O caminho de Banel é inverso. Como mulher que vive feliz ao lado do esposo e com ele persegue seus sonhos, ela já ocupa, naquele contexto, um lugar de privilégio, que lhe é retirado pela comunidade. Passa a ser, assim, coadjuvante de sua própria história, que precisa realizar aquilo que se espera dela e receber ordens sem questionar. Por sua autenticidade e recusa em simplesmente obedecer, ela é vigiada, julgada, observada a todo momento. Ela não quer ter filhos ou ser babá, ela não quer lavar roupa com outras mulheres, ela não quer ficar o dia todo aguardando pelo marido, mas sim, estar com ele. Essa oposição de Banel é operada pela diretora pelo isolamento da jovem, colocando a personagem nas sombras ou caminhando em sentido oposto dos demais. Para além dos sussurros que a perseguem quando há caos, os olhares devoradores das pessoas a fuzilam, potencializando ainda mais a estranheza e o incômodo de tudo.

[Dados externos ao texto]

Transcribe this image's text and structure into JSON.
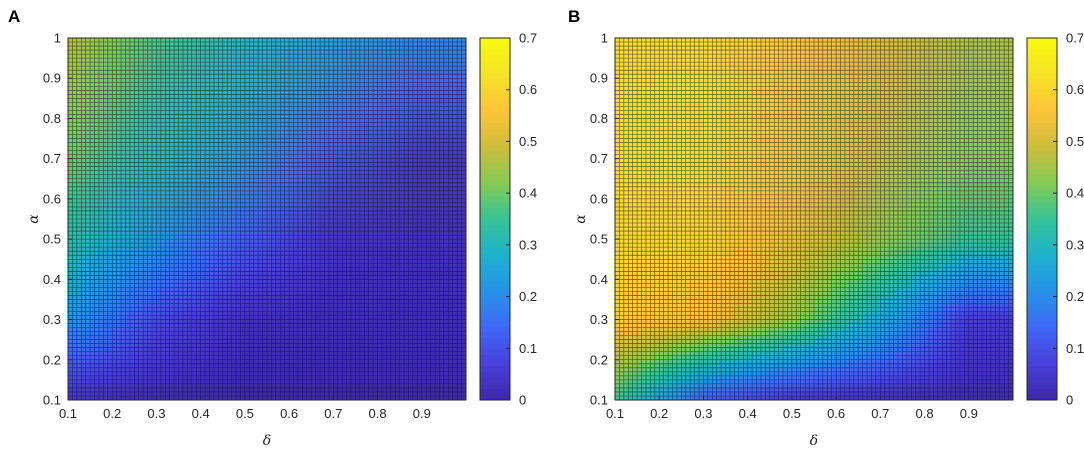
{
  "chart_data": [
    {
      "panel": "A",
      "type": "heatmap",
      "xlabel": "δ",
      "ylabel": "α",
      "xlim": [
        0.1,
        1.0
      ],
      "ylim": [
        0.1,
        1.0
      ],
      "x_ticks": [
        "0.1",
        "0.2",
        "0.3",
        "0.4",
        "0.5",
        "0.6",
        "0.7",
        "0.8",
        "0.9"
      ],
      "y_ticks": [
        "0.1",
        "0.2",
        "0.3",
        "0.4",
        "0.5",
        "0.6",
        "0.7",
        "0.8",
        "0.9",
        "1"
      ],
      "colorbar": {
        "range": [
          0,
          0.7
        ],
        "ticks": [
          "0",
          "0.1",
          "0.2",
          "0.3",
          "0.4",
          "0.5",
          "0.6",
          "0.7"
        ],
        "colormap": "parula"
      },
      "grid": true,
      "sample_values": {
        "delta": [
          0.1,
          0.3,
          0.5,
          0.7,
          0.9
        ],
        "alpha": [
          0.1,
          0.3,
          0.5,
          0.7,
          0.9,
          1.0
        ],
        "z": [
          [
            0.04,
            0.02,
            0.01,
            0.01,
            0.01
          ],
          [
            0.22,
            0.09,
            0.03,
            0.02,
            0.02
          ],
          [
            0.33,
            0.22,
            0.12,
            0.04,
            0.03
          ],
          [
            0.4,
            0.3,
            0.22,
            0.11,
            0.05
          ],
          [
            0.45,
            0.35,
            0.28,
            0.21,
            0.14
          ],
          [
            0.47,
            0.37,
            0.3,
            0.24,
            0.19
          ]
        ]
      }
    },
    {
      "panel": "B",
      "type": "heatmap",
      "xlabel": "δ",
      "ylabel": "α",
      "xlim": [
        0.1,
        1.0
      ],
      "ylim": [
        0.1,
        1.0
      ],
      "x_ticks": [
        "0.1",
        "0.2",
        "0.3",
        "0.4",
        "0.5",
        "0.6",
        "0.7",
        "0.8",
        "0.9"
      ],
      "y_ticks": [
        "0.1",
        "0.2",
        "0.3",
        "0.4",
        "0.5",
        "0.6",
        "0.7",
        "0.8",
        "0.9",
        "1"
      ],
      "colorbar": {
        "range": [
          0,
          0.7
        ],
        "ticks": [
          "0",
          "0.1",
          "0.2",
          "0.3",
          "0.4",
          "0.5",
          "0.6",
          "0.7"
        ],
        "colormap": "parula"
      },
      "grid": true,
      "sample_values": {
        "delta": [
          0.1,
          0.3,
          0.5,
          0.7,
          0.9
        ],
        "alpha": [
          0.1,
          0.3,
          0.5,
          0.7,
          0.9,
          1.0
        ],
        "z": [
          [
            0.36,
            0.12,
            0.05,
            0.03,
            0.02
          ],
          [
            0.58,
            0.55,
            0.44,
            0.27,
            0.06
          ],
          [
            0.61,
            0.6,
            0.53,
            0.44,
            0.35
          ],
          [
            0.62,
            0.61,
            0.55,
            0.48,
            0.42
          ],
          [
            0.62,
            0.62,
            0.56,
            0.5,
            0.45
          ],
          [
            0.62,
            0.62,
            0.57,
            0.51,
            0.46
          ]
        ]
      }
    }
  ]
}
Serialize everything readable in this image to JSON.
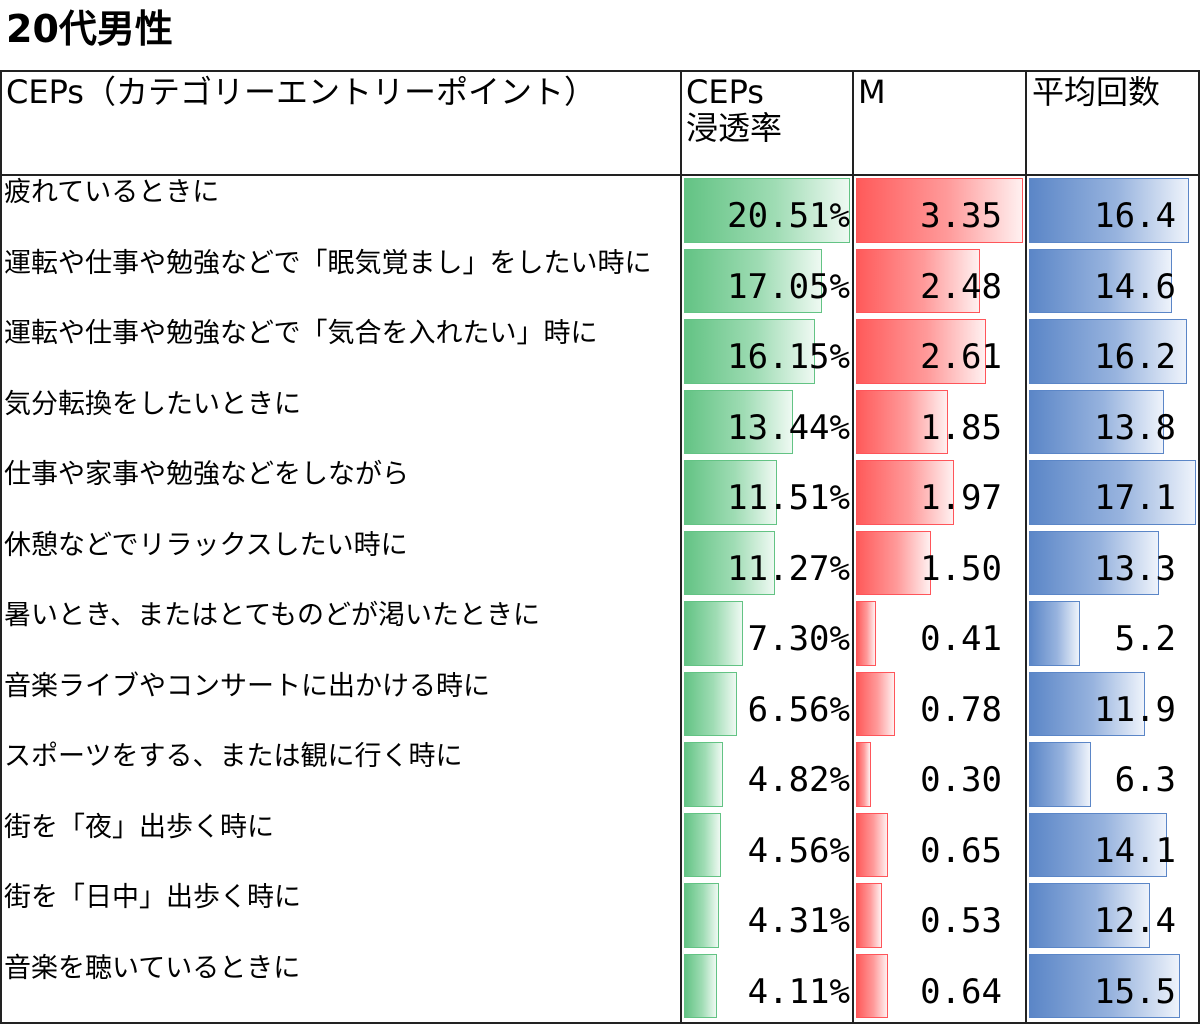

Após os sinais de mau presságio que a diretora nos vai dando rumo à catástrofe, quando o calor e a seca encontram seu auge e mata-se o gado antes que ele morra de sede para que alguma carne seja aproveitada, o delírio e o suor de uma Banel inconformada pelo rompimento do sonho e do amor, que imagina chuva enquanto nada há a se fazer além de deitar e esperar, vão atingir seu ápice quando nem a tempestade de areia pode mais impedi-la, afinal, permanecer já é sufocante o suficiente. Experienciar Banel & Adama em meio aos tempos estranhos que estamos vivendo, quando no auge do inverno sofremos ondas de calor notoriamente anormais e a fumaça da queimada de florestas que impede que vejamos o céu azul, gera sensações bastante profundas. O pessimismo da diretora encontra beleza na poesia e no impacto de suas imagens, e a falta de esperança daquele amor dá lugar, nesses tempos,  à falta de esperança na  humanidade.